Dans un article détaillé sur X, Kamath a souligné un problème systémique dans FinTech: «Il est très difficile de mettre en même temps les clients», a-t-il écrit. « Les applications financières sont pleines de motifs sombres, plus que presque toutes les autres catégories. »
Ces modèles sombres – astuces de conception réceptives – se répartissent à partir de boutons de sortie cachés et le consentement forcé de prêter des offres intégrées aux côtés du trading. Une étude 2024 de l'ASCI Academy and Design Firm Parallel HQ HQ a révélé que 52 des 53 principales applications financières de l'Inde utilisaient au moins une de ces tactiques, dont beaucoup montrant cinq ou plus.

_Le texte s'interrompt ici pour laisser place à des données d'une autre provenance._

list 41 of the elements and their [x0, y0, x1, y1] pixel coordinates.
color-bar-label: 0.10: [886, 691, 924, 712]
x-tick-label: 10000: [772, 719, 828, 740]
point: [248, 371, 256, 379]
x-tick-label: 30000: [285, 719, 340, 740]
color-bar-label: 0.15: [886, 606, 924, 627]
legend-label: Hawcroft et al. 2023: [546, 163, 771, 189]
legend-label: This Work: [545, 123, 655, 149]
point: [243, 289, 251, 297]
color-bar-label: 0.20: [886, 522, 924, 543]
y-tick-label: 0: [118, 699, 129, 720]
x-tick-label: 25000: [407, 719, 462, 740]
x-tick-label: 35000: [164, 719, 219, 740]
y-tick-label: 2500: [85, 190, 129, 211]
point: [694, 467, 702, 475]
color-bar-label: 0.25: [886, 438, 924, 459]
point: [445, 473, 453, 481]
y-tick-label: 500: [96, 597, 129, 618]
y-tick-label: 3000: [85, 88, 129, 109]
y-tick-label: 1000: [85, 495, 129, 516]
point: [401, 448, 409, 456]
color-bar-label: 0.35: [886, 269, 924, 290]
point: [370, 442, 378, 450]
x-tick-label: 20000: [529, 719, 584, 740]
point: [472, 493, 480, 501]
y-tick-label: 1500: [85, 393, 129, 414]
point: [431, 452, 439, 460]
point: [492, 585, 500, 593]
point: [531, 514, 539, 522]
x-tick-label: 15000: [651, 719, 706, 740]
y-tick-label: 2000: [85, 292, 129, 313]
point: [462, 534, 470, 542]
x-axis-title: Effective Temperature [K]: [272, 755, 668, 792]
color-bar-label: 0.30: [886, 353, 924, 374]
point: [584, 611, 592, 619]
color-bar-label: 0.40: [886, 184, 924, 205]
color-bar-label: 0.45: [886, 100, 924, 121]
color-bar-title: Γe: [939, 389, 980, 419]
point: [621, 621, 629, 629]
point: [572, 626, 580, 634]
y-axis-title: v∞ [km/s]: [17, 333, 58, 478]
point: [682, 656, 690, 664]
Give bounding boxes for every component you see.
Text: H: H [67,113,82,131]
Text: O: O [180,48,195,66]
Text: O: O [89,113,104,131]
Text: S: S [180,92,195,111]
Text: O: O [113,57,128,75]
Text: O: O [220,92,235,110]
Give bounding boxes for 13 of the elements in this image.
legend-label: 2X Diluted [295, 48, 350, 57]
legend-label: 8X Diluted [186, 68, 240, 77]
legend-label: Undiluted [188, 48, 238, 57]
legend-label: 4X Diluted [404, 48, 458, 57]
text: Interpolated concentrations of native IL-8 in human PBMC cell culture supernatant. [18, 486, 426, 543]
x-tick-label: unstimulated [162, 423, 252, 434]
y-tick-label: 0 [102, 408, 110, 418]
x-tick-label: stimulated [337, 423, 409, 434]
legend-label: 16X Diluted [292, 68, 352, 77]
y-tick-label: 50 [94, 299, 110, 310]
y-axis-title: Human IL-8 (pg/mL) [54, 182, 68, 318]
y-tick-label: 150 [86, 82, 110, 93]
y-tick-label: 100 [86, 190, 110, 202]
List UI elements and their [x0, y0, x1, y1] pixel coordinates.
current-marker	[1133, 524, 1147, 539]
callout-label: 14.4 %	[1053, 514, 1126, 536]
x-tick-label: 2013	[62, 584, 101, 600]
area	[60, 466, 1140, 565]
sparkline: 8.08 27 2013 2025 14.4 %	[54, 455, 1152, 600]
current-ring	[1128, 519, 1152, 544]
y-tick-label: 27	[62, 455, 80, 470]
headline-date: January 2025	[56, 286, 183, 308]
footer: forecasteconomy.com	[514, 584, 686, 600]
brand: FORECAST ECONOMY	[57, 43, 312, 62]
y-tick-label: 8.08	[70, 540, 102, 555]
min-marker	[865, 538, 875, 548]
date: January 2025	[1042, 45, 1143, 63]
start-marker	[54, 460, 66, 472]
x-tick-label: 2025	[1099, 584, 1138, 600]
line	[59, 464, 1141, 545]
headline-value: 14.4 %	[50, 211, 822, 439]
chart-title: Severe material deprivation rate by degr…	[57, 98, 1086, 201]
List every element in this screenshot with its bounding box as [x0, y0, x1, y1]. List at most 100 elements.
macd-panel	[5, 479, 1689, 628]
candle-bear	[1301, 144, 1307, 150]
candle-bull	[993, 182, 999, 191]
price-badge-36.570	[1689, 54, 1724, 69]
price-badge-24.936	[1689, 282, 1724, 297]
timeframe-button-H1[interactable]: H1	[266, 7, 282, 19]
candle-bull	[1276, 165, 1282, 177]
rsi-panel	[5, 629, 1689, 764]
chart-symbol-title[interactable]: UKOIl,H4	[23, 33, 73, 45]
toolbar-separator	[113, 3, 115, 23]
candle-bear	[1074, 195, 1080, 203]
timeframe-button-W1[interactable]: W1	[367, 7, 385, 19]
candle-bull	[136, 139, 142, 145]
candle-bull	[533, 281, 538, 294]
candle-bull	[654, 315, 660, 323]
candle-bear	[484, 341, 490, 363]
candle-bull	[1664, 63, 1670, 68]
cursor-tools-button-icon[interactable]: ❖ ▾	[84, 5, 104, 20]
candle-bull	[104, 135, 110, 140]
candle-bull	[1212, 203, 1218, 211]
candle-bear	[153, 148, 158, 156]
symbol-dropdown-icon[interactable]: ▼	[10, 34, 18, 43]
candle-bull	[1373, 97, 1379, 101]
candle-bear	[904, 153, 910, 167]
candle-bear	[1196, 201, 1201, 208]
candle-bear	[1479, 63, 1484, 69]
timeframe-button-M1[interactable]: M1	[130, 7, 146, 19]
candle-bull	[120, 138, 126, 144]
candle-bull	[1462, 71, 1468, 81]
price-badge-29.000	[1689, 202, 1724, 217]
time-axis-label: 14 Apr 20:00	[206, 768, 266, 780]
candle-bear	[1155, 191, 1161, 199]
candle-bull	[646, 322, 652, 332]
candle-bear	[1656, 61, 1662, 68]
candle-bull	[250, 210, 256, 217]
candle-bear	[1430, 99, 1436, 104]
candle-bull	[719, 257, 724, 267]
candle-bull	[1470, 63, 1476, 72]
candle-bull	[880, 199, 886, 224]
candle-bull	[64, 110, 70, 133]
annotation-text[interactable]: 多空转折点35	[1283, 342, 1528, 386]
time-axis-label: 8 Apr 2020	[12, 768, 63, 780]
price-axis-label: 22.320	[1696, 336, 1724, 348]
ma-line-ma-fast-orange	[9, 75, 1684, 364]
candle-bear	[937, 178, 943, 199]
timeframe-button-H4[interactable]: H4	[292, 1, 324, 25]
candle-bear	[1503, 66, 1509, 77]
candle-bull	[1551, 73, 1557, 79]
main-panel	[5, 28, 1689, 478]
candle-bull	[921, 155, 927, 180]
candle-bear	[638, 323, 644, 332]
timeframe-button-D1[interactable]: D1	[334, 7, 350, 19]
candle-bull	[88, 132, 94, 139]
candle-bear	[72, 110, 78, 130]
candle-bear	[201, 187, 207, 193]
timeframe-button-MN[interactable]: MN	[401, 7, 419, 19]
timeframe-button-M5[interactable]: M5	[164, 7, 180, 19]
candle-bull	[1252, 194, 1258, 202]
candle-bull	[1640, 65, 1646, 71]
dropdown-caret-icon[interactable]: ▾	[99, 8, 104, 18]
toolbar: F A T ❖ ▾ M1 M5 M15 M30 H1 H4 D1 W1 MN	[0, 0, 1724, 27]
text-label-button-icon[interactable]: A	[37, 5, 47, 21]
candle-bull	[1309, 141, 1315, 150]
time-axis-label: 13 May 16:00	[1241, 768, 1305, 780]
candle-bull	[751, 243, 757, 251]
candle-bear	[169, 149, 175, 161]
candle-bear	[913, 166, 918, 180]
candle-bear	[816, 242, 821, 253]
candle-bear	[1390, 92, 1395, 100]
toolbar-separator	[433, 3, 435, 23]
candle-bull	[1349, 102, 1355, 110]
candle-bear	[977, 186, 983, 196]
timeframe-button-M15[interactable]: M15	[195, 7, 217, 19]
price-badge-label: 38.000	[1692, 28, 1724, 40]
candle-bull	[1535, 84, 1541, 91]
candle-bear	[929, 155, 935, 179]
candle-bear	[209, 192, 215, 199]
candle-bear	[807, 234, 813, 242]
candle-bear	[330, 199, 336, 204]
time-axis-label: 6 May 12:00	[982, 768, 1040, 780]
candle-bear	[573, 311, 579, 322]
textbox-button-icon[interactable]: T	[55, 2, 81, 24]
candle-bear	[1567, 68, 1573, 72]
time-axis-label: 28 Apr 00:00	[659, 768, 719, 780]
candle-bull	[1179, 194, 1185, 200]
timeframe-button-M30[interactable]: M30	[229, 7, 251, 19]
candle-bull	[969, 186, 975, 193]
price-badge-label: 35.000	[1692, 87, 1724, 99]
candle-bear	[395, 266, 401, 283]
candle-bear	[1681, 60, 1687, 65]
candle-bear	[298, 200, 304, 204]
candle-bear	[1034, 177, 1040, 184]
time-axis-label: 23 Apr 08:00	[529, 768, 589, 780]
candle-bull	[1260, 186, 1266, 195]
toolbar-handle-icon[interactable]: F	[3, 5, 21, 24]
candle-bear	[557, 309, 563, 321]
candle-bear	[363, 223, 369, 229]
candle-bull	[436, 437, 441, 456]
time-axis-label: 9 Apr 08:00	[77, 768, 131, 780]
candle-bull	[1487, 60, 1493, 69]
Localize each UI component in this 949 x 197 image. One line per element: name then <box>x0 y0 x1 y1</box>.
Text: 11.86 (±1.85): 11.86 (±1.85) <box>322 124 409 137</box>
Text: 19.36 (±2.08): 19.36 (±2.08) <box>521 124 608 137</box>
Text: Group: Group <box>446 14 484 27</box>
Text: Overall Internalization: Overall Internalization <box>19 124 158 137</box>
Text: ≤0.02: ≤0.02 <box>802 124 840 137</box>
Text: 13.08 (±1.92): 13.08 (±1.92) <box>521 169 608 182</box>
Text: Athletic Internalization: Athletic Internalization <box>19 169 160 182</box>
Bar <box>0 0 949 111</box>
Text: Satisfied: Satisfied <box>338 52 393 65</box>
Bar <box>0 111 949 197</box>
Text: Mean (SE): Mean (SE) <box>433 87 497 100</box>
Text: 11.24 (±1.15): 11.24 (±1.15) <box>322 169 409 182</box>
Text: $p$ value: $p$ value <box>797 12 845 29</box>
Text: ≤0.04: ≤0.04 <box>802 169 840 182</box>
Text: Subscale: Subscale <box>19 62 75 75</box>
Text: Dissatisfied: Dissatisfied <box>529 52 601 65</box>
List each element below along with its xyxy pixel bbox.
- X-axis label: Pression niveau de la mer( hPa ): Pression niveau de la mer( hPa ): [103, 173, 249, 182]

Kamath a partagé un article qui a mis en garde contre la «casinofication» de l'investissement, où les applications imitent les plateformes de jeu pour stimuler l'activité. « Plus d'activité = plus de revenus est la stratégie de l'ensemble de l'industrie », indique le post.
Des outils de gamification comme les badges, les classements et les alertes de naufrage se transforment dans un jeu, encourageant la surexploitation – souvent aux dépens des utilisateurs. «Si quoi que ce soit, le« désengagement »est la meilleure chose pour les investisseurs.»
Le post a signalé comment les applications présentent des «conseils» et des alertes subtils – comme «la dépendance en hausse de 5%» – qui semblent neutres mais sont conçus pour provoquer le trading. Les autres préoccupations comprennent l'enterrement des coûts réels jusqu'à la paiement, la fermeture de compte difficile et la cachette d'informations essentielles sur les frais, les risques ou les rendements.
Il a également mis en évidence des intrusions de confidentialité croissantes, les applications exigeant des autorisations larges et suivi l'activité des utilisateurs. «Le terme« suivi »ne génère pas tout à fait la même réponse émotionnelle que le« harcèlement »», a-t-il noté.
Kamath a souligné que si la pression pour stimuler les revenus est réelle, les plates-formes doivent choisir la confiance à long terme par rapport aux gains à court terme. « Faire ce qui est bon pour nos clients a toujours été au cœur de notre philosophie », a écrit Kamath.